Portugal lidera ranking mundial de resiliência alimentar
Portugal foi considerado o país com o sistema alimentar mais resiliente do mundo, segundo o índice internacional “Resilient Food Systems Index” (RFSI), desenvolvido pela Economist Impact, plataforma associada à The Economist.
O sistema alimentar português alcançou uma pontuação global de 76,83 pontos, liderando um ranking que avaliou 60 países. França e Reino Unido surgem logo atrás de Portugal, com diferenças mínimas na classificação final.
O estudo analisou diferentes fatores ligados à capacidade dos países garantirem segurança alimentar, qualidade nutricional, acessibilidade e resposta a riscos climáticos e económicos.
Qualidade e segurança colocam Portugal no topo
Entre os quatro pilares avaliados pelo índice, o sistema alimentar português destacou-se sobretudo na categoria “Qualidade e Segurança”, onde obteve 88,53 pontos em 100 possíveis.
Segundo a Economist Impact, este desempenho resulta de vários fatores, incluindo a elevada diversidade alimentar, a qualidade proteica da dieta e os elevados padrões de segurança alimentar existentes no país.
Portugal recebeu mesmo a pontuação máxima no indicador relacionado com a quantidade de proteína de alta qualidade disponível na alimentação.
Além disso, o estudo atribuiu classificações muito elevadas a áreas como:
- acessibilidade de uma dieta saudável;
- segurança alimentar;
- gestão de catástrofes;
- mão-de-obra agrícola inclusiva e qualificada.
Estes resultados ajudam a consolidar a posição do sistema alimentar português como um dos mais equilibrados e resilientes a nível internacional.
Sistema alimentar português destaca-se na acessibilidade
Outro dos fatores que contribuiu para a liderança portuguesa foi a acessibilidade alimentar.
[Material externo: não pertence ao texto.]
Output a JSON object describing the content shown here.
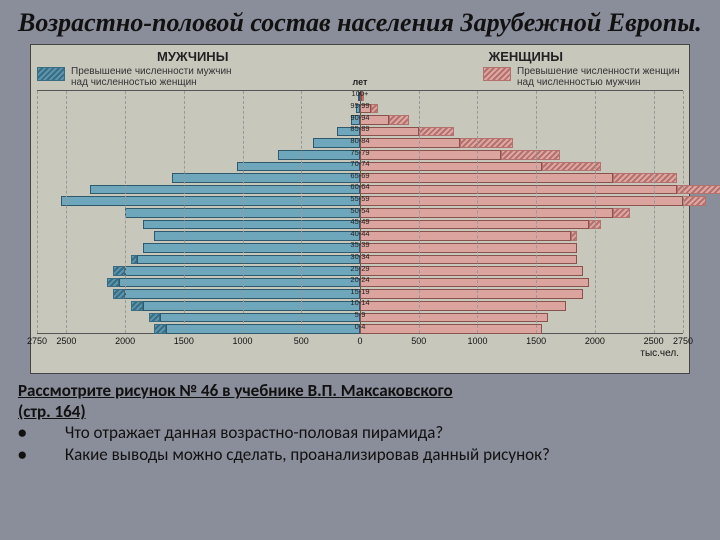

O país obteve 79,23 pontos neste indicador, refletindo a capacidade de garantir acesso a uma alimentação saudável a diferentes segmentos da população.
O índice avaliou, por exemplo, a acessibilidade de uma dieta saudável para os 40% mais pobres da população, área em que Portugal conseguiu uma pontuação próxima do máximo.
Também na disponibilidade alimentar, que mede a variedade e consistência da oferta de alimentos, o sistema alimentar português apresentou resultados positivos.
Riscos climáticos continuam a ser um desafio
Apesar da liderança mundial, o relatório identifica algumas fragilidades no sistema alimentar português. A principal está relacionada com a capacidade de resposta aos riscos climáticos, área em que Portugal obteve a classificação mais baixa entre os quatro pilares avaliados.
Segundo a Economist Impact, existe margem para reforçar medidas de mitigação e adaptação climática, bem como reduzir a exposição a riscos físicos que possam afetar a produção agrícola e o abastecimento alimentar.
O estudo identifica ainda limitações ao nível das despesas públicas em investigação e desenvolvimento agrícola, um indicador onde Portugal apresentou uma das pontuações mais baixas da avaliação.
Sustentabilidade e inovação ganham importância
O relatório sublinha que vários países estão atualmente a investir em práticas agrícolas sustentáveis e em investigação agrícola de baixas emissões.
No entanto, alerta que a resiliência alimentar dependerá cada vez mais da capacidade de transformar esses investimentos em estratégias concretas e aplicáveis ao longo de toda a cadeia alimentar.
A Economist Impact destaca ainda a importância de melhorar infraestruturas como cadeias de refrigeração, reforçar o comércio agrícola e harmonizar medidas internacionais ligadas ao setor alimentar.
Portugal reforça posição no setor agroalimentar
A distinção atribuída ao sistema alimentar português surge num contexto em que o setor agroalimentar nacional procura aumentar competitividade, sustentabilidade e capacidade de adaptação.
Nos últimos anos, temas como segurança alimentar, agricultura regenerativa, inovação tecnológica e eficiência da cadeia de abastecimento ganharam maior relevância no setor agrícola português.
Com esta classificação, Portugal reforça a sua posição internacional enquanto referência em qualidade alimentar, segurança e capacidade de resposta do sistema agroalimentar.